John Flannery, GE chairman and CEO, and Satya Nadella, Microsoft CEO, made the announcement at Minds + Machines, GE’s flagship industrial software conference taking place this week in San Francisco.
“It’s really two market leaders coming together to accelerate the adoption on the Industrial Internet of Things,” says Kevin Ichhpurani, GE Digital’s executive vice president in charge of ecosystem and channels. “It’s one of the biggest value drivers for customers.”
Experts estimate productivity gains from connecting jet engines, gas turbines and locomotives to the Industrial Internet of Things and using it to make them work better will add $10 trillion to $15 trillion to global GDP — the size of the U.S. economy today — in coming years. “We are bending the productivity curve … [for industrial customers] looking to digitize their products, be it a jet engine or an elevator,” says Kevin Dallas, Microsoft’s corporate vice president of business development, Intelligent Cloud. He says that the notion of shipping a machine and not being able to communicate with it and gain insight into how it’s being used “is a thing of the past.”
Dallas says that insights delivered by Predix apps built on Azure will allow users to transform products, optimize operations, empower employees and improve communications with customers.

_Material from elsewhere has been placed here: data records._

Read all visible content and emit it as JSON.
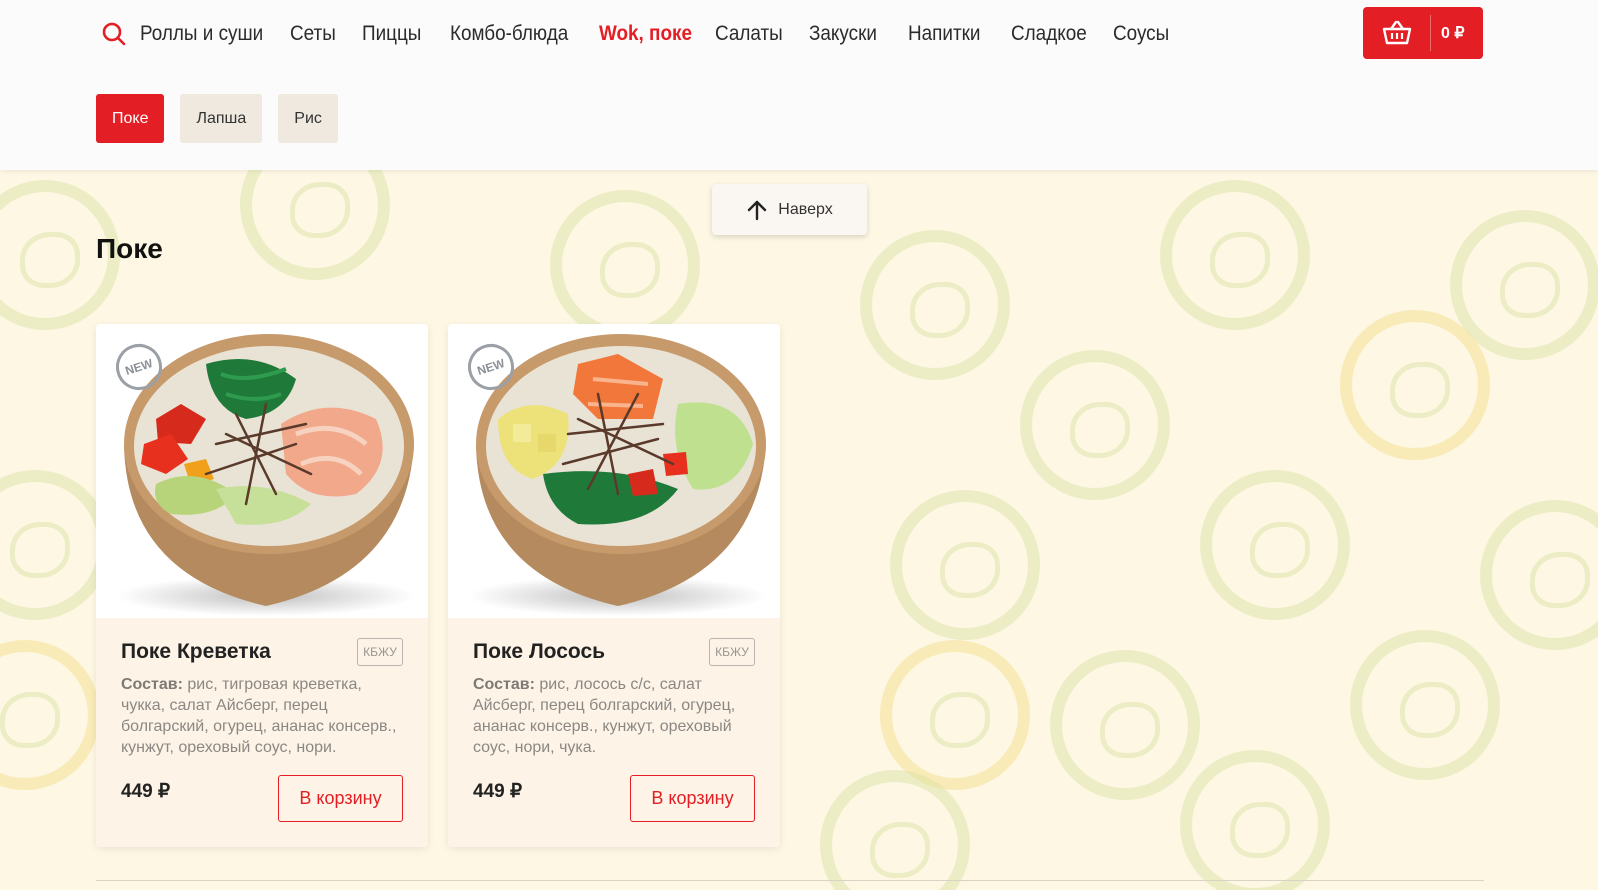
{
  "header": {
    "nav": [
      {
        "label": "Роллы и суши",
        "active": false
      },
      {
        "label": "Сеты",
        "active": false
      },
      {
        "label": "Пиццы",
        "active": false
      },
      {
        "label": "Комбо-блюда",
        "active": false
      },
      {
        "label": "Wok, поке",
        "active": true
      },
      {
        "label": "Салаты",
        "active": false
      },
      {
        "label": "Закуски",
        "active": false
      },
      {
        "label": "Напитки",
        "active": false
      },
      {
        "label": "Сладкое",
        "active": false
      },
      {
        "label": "Соусы",
        "active": false
      }
    ],
    "cart_total": "0 ₽",
    "search_icon": "search-icon",
    "cart_icon": "basket-icon"
  },
  "subtabs": [
    {
      "label": "Поке",
      "active": true
    },
    {
      "label": "Лапша",
      "active": false
    },
    {
      "label": "Рис",
      "active": false
    }
  ],
  "to_top": {
    "label": "Наверх",
    "icon": "arrow-up-icon"
  },
  "section": {
    "title": "Поке"
  },
  "products": [
    {
      "badge": "NEW",
      "name": "Поке Креветка",
      "kbju": "КБЖУ",
      "desc_label": "Состав:",
      "desc": "рис, тигровая креветка, чукка, салат Айсберг, перец болгарский, огурец, ананас консерв., кунжут, ореховый соус, нори.",
      "price": "449 ₽",
      "button": "В корзину"
    },
    {
      "badge": "NEW",
      "name": "Поке Лосось",
      "kbju": "КБЖУ",
      "desc_label": "Состав:",
      "desc": "рис, лосось с/с, салат Айсберг, перец болгарский, огурец, ананас консерв., кунжут, ореховый соус, нори, чука.",
      "price": "449 ₽",
      "button": "В корзину"
    }
  ],
  "colors": {
    "accent": "#e31e24",
    "background": "#fdf7e3",
    "card": "#fdf3e6"
  }
}
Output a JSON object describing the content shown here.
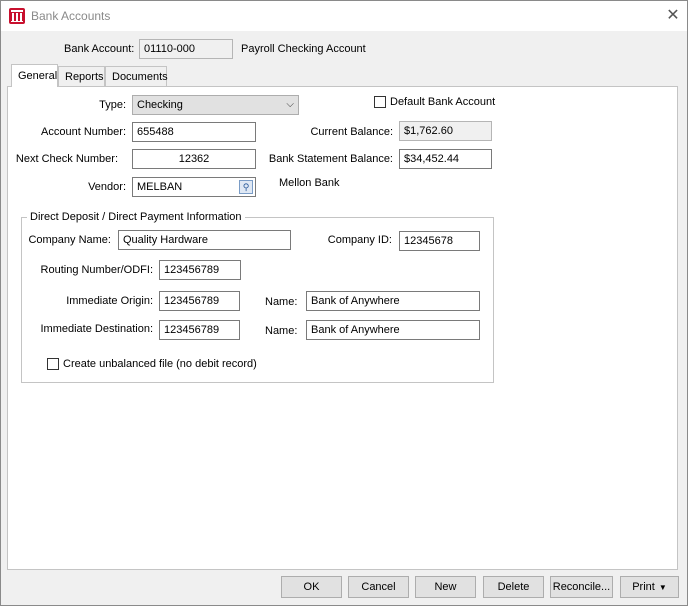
{
  "window": {
    "title": "Bank Accounts",
    "close_glyph": "✕"
  },
  "header": {
    "bank_account_label": "Bank Account:",
    "bank_account_value": "01110-000",
    "account_description": "Payroll Checking Account"
  },
  "tabs": [
    {
      "label": "General",
      "active": true
    },
    {
      "label": "Reports"
    },
    {
      "label": "Documents"
    }
  ],
  "general": {
    "type_label": "Type:",
    "type_value": "Checking",
    "default_bank_label": "Default Bank Account",
    "default_bank_checked": false,
    "account_number_label": "Account Number:",
    "account_number_value": "655488",
    "current_balance_label": "Current Balance:",
    "current_balance_value": "$1,762.60",
    "next_check_label": "Next Check Number:",
    "next_check_value": "12362",
    "bank_statement_label": "Bank Statement Balance:",
    "bank_statement_value": "$34,452.44",
    "vendor_label": "Vendor:",
    "vendor_value": "MELBAN",
    "vendor_name": "Mellon Bank"
  },
  "direct_deposit": {
    "title": "Direct Deposit / Direct Payment Information",
    "company_name_label": "Company Name:",
    "company_name_value": "Quality Hardware",
    "company_id_label": "Company ID:",
    "company_id_value": "12345678",
    "routing_label": "Routing Number/ODFI:",
    "routing_value": "123456789",
    "immediate_origin_label": "Immediate Origin:",
    "immediate_origin_value": "123456789",
    "origin_name_label": "Name:",
    "origin_name_value": "Bank of Anywhere",
    "immediate_destination_label": "Immediate Destination:",
    "immediate_destination_value": "123456789",
    "destination_name_label": "Name:",
    "destination_name_value": "Bank of Anywhere",
    "unbalanced_label": "Create unbalanced file (no debit record)",
    "unbalanced_checked": false
  },
  "buttons": {
    "ok": "OK",
    "cancel": "Cancel",
    "new": "New",
    "delete": "Delete",
    "reconcile": "Reconcile...",
    "print": "Print"
  },
  "icons": {
    "app": "bank-icon",
    "lookup": "magnifier-icon",
    "dropdown": "chevron-down-icon"
  },
  "colors": {
    "brand": "#c8102e"
  }
}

Ichhpurani says that Predix developers will benefit from a network of Azure regions sprinkled all over the globe. He says that customers can use them to get “instant access,” work with real-time data and build apps without switching between different platforms.
Ichhpurani says that customers have been calling for closer integration with Azure since GE first announced its partnership with Microsoft last year. He says that many companies using Predix are already storing data and running enterprise software from Oracle, SAP and other providers on Azure. “It’s now sitting in the same cloud,” he says. Dallas says that the solution has “the right connectors that allow you to communicate seamlessly with [Microsoft] Office … as well as existing business applications that may use SAP,” for example.
But Dallas says the collaboration between GE and Microsoft extends beyond apps, products and efficient data integration. “This is a very unique element of this partnership,” he says. “Many [GE] customers in oil and gas, transportation, energy and healthcare are Microsoft customers. The intent is to go to market together.”